Verifying Subrecipient Audit Procedures

PTEs are required to verify that subrecipients are audited according to the provisions in 2 C.F.R. Part 200 Subpart F. For example, all non-federal entities (including PTEs and subrecipients) that spend at least $1 million in federal awards (including grants) during a fiscal year must complete a single or program-specific audit for those expenditures. Among other things, the audit may evaluate the PTE's or subrecipient's financial statements and identify material non-compliance with the terms of the grant agreement or other federal regulation or law.

Considerations for Congress

As noted, PTEs are responsible for overseeing subrecipient activities. Those responsibilities extend to collecting and reporting subrecipient information regarding a grant award. For example, the Federal Funding Accountability and Transparency Act of 2006 (FFATA, P.L. 109-282) required PTEs to report information about eligible subawards for inclusion in USASpending.gov, a federal government source for data on federal grant awards.

Some observers have noted that subaward reporting has been imperfect. For instance, a November 2023 Government Accountability Office (GAO) report examining approximately six million subaward records from between October 2010 and August 2023 found that, among other things, about a quarter of subaward records on USASpending.gov may have duplicated other records. Similarly, after reviewing 3,680 audits from federal grant PTEs, a March 2025 GAO report related that 36% of the audits found indications of incomplete subaward reporting, a lack of subrecipient monitoring, or no vetting of subrecipients' grant eligibility.

In that same report, GAO also noted that the U.S. Office of Management and Budget has taken steps that may address some of these issues. Those steps include directing federal agencies to, among other things:

  • annually review financial assistance subaward data quality;
  • clarify the required reporting of certain subawards and that awarding agencies are responsible for ensuring PTEs report required subaward information; and
  • explain to PTEs precisely what qualifies as a subrecipient activity that must be reported.

Congress may want to assess how effective such steps have been, if additional actions may be necessary to ensure sufficient subaward oversight, and whether to direct federal agencies to take any specific measures to address any ongoing issues.

One tool PTEs have for ensuring adequate oversight of subrecipients is technical assistance. Federal grant technical assistance is comprised of activities undertaken by federal agencies and PTEs to provide resources to stakeholders to help navigate the federal grant process and to strengthen the capacity of grant applicants, recipients, and subrecipients to manage federal grant funding. (For more information, see CRS Report R47607, Federal Grant Technical Assistance: Definition, Use, and Considerations for Congress.)

Congress can play a role in PTEs' provision of technical assistance to subrecipients. For example, for existing grant programs, Congress could also create a separate grant program to provide technical assistance outreach to PTEs as a grant-funded project. Another option could be for Congress to establish dedicated funding for technical assistance within a grant program.
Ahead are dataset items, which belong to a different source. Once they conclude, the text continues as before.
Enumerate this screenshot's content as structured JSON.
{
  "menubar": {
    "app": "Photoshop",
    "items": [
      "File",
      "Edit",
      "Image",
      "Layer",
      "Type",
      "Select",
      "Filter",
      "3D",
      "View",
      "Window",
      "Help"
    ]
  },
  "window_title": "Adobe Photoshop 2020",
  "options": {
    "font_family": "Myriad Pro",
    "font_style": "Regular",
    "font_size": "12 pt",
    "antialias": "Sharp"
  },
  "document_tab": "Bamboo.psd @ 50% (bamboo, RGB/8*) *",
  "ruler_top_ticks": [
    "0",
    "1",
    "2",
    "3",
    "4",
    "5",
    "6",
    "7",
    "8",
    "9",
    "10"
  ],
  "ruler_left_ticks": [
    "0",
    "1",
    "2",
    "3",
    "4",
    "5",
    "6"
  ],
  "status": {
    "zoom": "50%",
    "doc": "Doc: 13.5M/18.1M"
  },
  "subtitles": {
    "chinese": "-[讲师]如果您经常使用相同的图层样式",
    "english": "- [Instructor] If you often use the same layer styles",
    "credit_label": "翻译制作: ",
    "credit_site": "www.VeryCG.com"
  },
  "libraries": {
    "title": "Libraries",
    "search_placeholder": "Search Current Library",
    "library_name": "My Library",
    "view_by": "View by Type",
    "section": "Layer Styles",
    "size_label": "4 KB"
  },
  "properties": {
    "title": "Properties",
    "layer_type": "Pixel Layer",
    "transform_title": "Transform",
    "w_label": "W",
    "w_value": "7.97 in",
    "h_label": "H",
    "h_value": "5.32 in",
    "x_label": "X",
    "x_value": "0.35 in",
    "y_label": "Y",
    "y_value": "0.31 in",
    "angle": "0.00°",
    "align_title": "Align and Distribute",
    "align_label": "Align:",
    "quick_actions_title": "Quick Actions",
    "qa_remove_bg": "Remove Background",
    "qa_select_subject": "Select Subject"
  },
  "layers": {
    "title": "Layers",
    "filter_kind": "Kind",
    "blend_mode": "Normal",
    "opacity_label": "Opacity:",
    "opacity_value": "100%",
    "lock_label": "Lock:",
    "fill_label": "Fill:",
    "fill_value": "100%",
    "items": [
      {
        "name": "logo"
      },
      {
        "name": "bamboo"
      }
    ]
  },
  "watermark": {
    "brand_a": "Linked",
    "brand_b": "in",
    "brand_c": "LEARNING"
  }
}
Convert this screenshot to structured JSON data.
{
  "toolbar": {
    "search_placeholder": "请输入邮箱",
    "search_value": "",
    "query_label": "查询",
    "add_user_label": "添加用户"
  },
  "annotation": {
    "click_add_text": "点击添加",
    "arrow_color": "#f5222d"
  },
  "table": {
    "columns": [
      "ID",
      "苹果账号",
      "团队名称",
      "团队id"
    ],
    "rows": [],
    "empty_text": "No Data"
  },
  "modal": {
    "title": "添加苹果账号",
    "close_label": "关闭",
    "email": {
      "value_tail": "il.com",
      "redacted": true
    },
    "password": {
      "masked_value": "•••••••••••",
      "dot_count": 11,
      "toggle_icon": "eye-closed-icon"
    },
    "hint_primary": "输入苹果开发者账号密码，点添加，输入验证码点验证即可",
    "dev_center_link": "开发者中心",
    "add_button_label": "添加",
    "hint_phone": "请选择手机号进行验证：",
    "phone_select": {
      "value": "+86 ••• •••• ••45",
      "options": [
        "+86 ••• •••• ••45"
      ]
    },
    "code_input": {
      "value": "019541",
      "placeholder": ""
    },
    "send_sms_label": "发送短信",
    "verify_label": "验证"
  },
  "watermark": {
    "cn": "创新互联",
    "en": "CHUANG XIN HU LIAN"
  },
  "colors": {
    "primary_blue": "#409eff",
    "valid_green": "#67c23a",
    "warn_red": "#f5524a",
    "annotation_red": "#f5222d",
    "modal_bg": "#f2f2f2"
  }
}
Some grant programs include technical assistance costs as part of the overall program appropriation. However, if Congress seeks to target technical assistance to ensure specific funding levels are provided, or to ensure that a certain amount of technical assistance funding is provided to specific grant recipients, then a certain amount of grant appropriations could be designated as a set aside from the total program appropriations. For example, in the 119th Congress, P.L. 119-74 provided appropriations to the Department of Justice for grant programs under its Office of Justice Programs. Section 212 of the act stated that, "up to 2 percent of funds made available to the Office of Justice Programs for grant or reimbursement programs may be used by such Office to provide training and technical assistance." Congress could assess how widely to provide similar set asides for other federal grant programs.